Does Your Day Planner Look Like a Pollock Painting?

Do you think in spirals rather than linerally like your friends?
Think of 20 things at once  rather than one thing at a time ?
Do you have to do 431 things first before you get that one task you really need done, but you get more done in the long run just like everyone else?

Welcome to the Jackson Pollock/Picasso Brain 

I've always been old school and have written things down.

For me it takes two seconds to write something in a day planner and 10 minutes to data entry it into icalendar. For me in the past year one of the toughest things I had to come to terms with is that my brain is wired differently than many others. 

I can't process information like others and I need a system of my own to get stuff done. For anyone else who feels this way I have a couple of tips:

1. It's ok to be different.

I think as a society we pigeon hole ourselves to think in a certain manner because it's socially acceptable. We put ourselves down when we can't conform to the norm. There is this story about the glass jar that I've always tried to accomplish. The story goes like this: if given a glass jar how would you fill it if you were given: Rocks, pebbles, sand and water. The correct way is the rocks first, then the pebbles, sand and water. The jar represents time, you get the big and most important tasks done first thing in the morning and then you complete the rest in chronologically order -- thus spending time wisely.

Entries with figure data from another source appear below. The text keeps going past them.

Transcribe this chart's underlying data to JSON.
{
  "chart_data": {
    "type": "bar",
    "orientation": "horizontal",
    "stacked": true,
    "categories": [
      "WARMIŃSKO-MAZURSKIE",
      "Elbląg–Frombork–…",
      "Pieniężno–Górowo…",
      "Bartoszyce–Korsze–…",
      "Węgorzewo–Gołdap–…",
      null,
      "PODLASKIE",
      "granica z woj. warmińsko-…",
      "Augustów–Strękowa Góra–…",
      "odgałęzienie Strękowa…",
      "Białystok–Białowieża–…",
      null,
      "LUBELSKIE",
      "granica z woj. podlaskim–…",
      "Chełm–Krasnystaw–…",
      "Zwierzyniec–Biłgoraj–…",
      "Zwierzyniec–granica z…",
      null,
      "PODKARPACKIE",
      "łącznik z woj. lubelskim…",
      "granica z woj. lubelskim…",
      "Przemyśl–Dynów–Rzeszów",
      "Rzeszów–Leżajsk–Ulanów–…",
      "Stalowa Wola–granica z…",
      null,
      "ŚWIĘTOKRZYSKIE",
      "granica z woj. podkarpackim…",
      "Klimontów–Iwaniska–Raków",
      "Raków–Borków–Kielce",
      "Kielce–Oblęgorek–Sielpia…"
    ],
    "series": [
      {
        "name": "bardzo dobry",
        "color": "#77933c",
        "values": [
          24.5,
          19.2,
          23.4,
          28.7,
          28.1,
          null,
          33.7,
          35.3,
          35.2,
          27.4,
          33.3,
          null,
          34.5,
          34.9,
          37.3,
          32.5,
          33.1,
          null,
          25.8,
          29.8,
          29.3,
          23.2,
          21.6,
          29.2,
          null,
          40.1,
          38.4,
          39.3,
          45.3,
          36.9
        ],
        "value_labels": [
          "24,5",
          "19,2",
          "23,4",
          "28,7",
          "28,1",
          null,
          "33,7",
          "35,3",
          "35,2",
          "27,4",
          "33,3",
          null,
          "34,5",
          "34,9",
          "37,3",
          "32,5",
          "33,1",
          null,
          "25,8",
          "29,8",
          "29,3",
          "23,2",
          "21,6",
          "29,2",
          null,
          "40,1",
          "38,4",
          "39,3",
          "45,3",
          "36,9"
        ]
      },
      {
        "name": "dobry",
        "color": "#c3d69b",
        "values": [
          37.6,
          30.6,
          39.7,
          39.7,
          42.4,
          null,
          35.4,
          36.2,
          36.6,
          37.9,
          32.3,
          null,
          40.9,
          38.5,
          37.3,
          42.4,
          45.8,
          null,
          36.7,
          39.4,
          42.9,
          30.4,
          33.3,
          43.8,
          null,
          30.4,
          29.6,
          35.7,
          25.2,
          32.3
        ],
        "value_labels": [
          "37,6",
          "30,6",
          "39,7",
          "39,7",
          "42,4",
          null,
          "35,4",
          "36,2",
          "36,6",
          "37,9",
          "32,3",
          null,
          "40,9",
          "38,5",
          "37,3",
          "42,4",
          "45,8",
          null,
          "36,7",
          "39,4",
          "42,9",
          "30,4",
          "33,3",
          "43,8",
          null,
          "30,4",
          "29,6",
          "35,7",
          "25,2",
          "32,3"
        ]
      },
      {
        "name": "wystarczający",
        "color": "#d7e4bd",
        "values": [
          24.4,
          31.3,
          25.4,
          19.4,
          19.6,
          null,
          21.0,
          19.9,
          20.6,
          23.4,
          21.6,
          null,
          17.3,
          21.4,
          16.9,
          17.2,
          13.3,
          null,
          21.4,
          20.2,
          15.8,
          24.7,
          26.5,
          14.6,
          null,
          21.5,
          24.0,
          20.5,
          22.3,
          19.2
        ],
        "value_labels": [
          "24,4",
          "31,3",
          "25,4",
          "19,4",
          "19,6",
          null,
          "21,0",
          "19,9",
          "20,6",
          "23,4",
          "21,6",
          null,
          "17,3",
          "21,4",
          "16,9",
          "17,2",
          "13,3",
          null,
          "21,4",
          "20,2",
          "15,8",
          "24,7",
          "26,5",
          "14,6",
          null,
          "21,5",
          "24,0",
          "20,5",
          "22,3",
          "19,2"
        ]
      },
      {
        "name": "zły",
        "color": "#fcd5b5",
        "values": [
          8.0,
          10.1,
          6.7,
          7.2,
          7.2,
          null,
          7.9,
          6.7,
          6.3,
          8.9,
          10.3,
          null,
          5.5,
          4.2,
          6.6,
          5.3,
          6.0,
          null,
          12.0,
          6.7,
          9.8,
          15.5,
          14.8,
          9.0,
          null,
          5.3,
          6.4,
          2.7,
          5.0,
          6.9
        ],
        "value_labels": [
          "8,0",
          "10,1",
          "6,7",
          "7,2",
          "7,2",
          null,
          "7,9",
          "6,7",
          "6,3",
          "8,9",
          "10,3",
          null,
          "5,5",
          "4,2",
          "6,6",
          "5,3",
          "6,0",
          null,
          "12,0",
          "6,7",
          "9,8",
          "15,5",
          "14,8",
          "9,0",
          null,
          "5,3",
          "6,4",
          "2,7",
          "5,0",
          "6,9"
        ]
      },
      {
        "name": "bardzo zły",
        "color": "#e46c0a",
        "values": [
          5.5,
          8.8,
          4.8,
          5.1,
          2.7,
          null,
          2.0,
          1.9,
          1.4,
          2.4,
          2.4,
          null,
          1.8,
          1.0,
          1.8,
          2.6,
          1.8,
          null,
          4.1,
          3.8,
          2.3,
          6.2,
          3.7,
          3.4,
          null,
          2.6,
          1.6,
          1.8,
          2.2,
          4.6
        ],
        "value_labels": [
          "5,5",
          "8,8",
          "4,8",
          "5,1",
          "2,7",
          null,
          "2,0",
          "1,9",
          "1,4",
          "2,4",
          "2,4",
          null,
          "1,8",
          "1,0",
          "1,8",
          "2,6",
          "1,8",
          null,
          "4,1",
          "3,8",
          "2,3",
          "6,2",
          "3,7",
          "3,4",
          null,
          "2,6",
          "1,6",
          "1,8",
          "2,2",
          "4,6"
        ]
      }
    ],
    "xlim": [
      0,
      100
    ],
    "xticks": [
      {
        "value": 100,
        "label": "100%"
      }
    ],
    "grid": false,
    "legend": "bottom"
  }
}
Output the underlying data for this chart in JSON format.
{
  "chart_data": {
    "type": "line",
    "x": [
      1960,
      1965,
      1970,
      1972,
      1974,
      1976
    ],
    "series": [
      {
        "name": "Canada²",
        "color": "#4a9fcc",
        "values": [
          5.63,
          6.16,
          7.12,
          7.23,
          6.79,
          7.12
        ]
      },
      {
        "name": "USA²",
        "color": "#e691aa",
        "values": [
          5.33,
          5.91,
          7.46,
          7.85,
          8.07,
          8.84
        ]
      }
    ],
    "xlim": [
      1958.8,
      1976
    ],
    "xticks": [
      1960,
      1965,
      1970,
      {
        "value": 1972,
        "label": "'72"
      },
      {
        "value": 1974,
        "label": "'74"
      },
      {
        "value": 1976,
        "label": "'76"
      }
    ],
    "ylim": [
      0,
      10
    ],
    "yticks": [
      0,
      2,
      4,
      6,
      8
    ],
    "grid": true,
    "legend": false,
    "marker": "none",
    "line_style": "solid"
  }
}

I need my morning coffee before I wash my face, it's my system or I don't function -- and I've learned that's ok. I walk downstairs with a bedhead mohawk -- scare whoever is in the kitchen -- drink my happy juice and then get ready for my day.

I can't be June Cleaver and I'm ok with this.

2. Know yourself.

This ties in with numero uno. I truly believe that confidence comes in knowing who you are. For me there was a great deal of shame when I came to terms that I couldn't think like a "normal" person. Over the last 10 months I've questioned, "What's normal? Who's to say how I think is normal or not normal for a lot of people?" Maybe using a pencil is a loss art -- maybe there is a secret society of 2HB pencil users hiding out in the basement of Curry's coloring adult coloring books? I thinking knowing who you are as a person and human being is important.

3. Being proud.

I think one of the most difficult things with having a Jackson Pollock/Picasso Brain is being proud that you have one. I'm still working on this. Pollock people are highly adaptable. But I often find myself around people who have Caravaggio Baroque Brains who can schedule the precise moment to over-easy their eggs to make a yolk free success. I DO SO WISH I thought like them. It'd be an easier life for me. Over-easy doesn't work? Hello omelette. 

We need to celebrate our differences. If you are one-na those who have to listen to Yanni while doing the dishes in order to figure out how to market a niche for winter fresh sea breeze laundry detergent -- Well -- Yanni it up!